When selecting an advisor, the best advice is to get a second and third opinion. HarbourVest’s Maynard says that auctions are notorious for being poorly run, and that it’s worth trying to learn which advisors are held in high esteem by desirable buyers. Such information isn’t readily available and Maynard declined to share HarbourVest’s preferences but most institutional investors know somebody who knows somebody who can ask somebody… and who also can ask somebody else.
The best advisors are those who have close relationships with a wide range of general partners, because such relationships enable advisors to access confidential valuation information. They also should have demonstrable ties to high-end secondaries buyers, since quality trumps quantity when it comes to auction bids.

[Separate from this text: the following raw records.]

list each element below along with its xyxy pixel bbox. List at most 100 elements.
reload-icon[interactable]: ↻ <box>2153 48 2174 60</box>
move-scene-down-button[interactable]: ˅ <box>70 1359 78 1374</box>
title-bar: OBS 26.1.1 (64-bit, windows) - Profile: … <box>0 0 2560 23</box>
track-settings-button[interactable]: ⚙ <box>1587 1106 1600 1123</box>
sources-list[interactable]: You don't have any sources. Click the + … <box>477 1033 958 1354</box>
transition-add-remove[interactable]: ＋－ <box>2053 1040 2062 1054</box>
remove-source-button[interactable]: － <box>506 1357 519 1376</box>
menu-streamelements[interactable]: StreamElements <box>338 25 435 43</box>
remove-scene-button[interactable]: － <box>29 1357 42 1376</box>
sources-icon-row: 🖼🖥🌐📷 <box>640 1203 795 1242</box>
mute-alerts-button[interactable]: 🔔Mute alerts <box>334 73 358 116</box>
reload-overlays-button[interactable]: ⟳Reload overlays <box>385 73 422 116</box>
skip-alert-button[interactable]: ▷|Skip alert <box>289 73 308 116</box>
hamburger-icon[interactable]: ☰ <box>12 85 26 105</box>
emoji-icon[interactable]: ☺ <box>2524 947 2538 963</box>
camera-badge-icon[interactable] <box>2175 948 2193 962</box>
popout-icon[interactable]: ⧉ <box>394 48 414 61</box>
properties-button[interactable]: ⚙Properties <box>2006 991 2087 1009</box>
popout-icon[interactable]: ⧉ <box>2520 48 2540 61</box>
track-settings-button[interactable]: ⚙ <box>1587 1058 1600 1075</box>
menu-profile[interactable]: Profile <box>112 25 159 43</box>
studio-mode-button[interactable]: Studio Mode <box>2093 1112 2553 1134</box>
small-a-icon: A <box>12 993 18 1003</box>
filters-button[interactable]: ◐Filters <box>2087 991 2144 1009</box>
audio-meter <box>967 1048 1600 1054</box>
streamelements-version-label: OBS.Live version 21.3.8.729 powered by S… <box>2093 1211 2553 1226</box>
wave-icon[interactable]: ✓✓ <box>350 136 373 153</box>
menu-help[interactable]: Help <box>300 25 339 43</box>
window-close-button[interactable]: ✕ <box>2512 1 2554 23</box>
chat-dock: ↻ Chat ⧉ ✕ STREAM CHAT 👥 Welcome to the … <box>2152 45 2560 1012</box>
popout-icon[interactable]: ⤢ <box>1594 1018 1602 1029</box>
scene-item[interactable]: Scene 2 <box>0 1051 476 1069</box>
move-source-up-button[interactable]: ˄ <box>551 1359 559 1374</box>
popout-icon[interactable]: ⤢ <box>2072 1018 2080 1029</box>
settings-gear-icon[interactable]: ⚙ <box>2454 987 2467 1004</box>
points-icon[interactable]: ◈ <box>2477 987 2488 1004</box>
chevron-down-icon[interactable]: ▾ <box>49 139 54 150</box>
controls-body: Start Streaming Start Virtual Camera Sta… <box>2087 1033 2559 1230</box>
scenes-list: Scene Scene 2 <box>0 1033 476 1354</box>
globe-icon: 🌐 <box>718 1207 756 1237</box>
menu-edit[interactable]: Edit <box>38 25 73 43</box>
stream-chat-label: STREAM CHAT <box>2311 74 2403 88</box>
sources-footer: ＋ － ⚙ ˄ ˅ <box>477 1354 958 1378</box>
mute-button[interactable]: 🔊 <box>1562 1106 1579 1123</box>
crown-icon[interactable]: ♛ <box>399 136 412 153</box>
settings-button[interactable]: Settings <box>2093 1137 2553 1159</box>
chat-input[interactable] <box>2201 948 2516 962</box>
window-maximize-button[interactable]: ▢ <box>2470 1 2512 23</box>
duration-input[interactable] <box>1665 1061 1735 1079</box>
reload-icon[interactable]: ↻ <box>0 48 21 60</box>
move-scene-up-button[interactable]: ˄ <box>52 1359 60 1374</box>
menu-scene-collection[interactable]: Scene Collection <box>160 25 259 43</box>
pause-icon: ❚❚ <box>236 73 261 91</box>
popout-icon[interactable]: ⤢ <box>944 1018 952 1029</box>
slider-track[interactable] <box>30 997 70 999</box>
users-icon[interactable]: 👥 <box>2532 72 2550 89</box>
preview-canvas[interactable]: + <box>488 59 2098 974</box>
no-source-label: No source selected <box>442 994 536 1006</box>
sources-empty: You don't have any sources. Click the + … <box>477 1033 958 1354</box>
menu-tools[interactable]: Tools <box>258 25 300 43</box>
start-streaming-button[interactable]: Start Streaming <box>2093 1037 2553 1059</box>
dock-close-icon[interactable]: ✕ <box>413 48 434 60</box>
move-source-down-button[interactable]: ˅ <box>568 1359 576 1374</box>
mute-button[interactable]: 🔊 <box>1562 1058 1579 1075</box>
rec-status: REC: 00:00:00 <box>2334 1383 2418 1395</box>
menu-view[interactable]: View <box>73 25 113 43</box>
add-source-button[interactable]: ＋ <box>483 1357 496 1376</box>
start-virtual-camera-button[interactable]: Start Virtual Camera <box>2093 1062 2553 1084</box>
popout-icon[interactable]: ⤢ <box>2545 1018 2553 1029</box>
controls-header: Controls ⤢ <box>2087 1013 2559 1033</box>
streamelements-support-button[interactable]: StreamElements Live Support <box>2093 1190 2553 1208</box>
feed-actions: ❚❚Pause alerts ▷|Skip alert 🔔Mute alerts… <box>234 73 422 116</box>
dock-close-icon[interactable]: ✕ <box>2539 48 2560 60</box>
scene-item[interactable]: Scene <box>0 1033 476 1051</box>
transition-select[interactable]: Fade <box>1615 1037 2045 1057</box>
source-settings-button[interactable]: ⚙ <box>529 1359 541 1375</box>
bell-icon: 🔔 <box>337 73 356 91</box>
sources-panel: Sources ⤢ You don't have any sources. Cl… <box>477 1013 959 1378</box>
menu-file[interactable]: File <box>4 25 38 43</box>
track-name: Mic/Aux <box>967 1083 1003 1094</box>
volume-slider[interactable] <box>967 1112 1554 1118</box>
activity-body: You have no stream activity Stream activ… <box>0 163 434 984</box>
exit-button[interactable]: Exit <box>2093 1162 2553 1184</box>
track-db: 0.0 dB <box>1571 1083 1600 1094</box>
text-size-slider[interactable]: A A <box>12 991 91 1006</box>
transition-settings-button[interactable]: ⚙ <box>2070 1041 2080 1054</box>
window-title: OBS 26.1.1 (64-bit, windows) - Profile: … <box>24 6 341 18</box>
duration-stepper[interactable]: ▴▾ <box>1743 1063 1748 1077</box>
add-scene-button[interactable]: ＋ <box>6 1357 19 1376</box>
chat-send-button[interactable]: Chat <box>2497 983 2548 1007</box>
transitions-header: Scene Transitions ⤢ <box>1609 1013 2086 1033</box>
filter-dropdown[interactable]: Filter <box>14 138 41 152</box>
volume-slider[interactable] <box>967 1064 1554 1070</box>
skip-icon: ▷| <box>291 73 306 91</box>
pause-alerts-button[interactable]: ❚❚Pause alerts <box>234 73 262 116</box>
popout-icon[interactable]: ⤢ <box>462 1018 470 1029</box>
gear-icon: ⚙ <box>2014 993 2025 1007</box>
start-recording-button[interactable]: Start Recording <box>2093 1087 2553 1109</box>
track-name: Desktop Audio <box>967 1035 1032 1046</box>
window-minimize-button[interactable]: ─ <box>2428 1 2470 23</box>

The Future Is (Almost) Here
Probitas Partners, a San Francisco-based provider of alternative investment solutions, issued a short report last year, titled Secondary Activity in Private Equity Investing: Liquidity for an Illiquid Asset. In its conclusion, the report argued that the secondaries market had become an inexorable presence in the liquidity management space.
“The same investor actively selling positions to rebalance its portfolio could follow by buying secondary positions to increase exposure to a particular general partner’s group or industry sector,” the report said. It added, however, that the market would increasingly become a seller’s paradise, particularly as large secondary funds encounter increased competition and a decreased ability to invest their billions.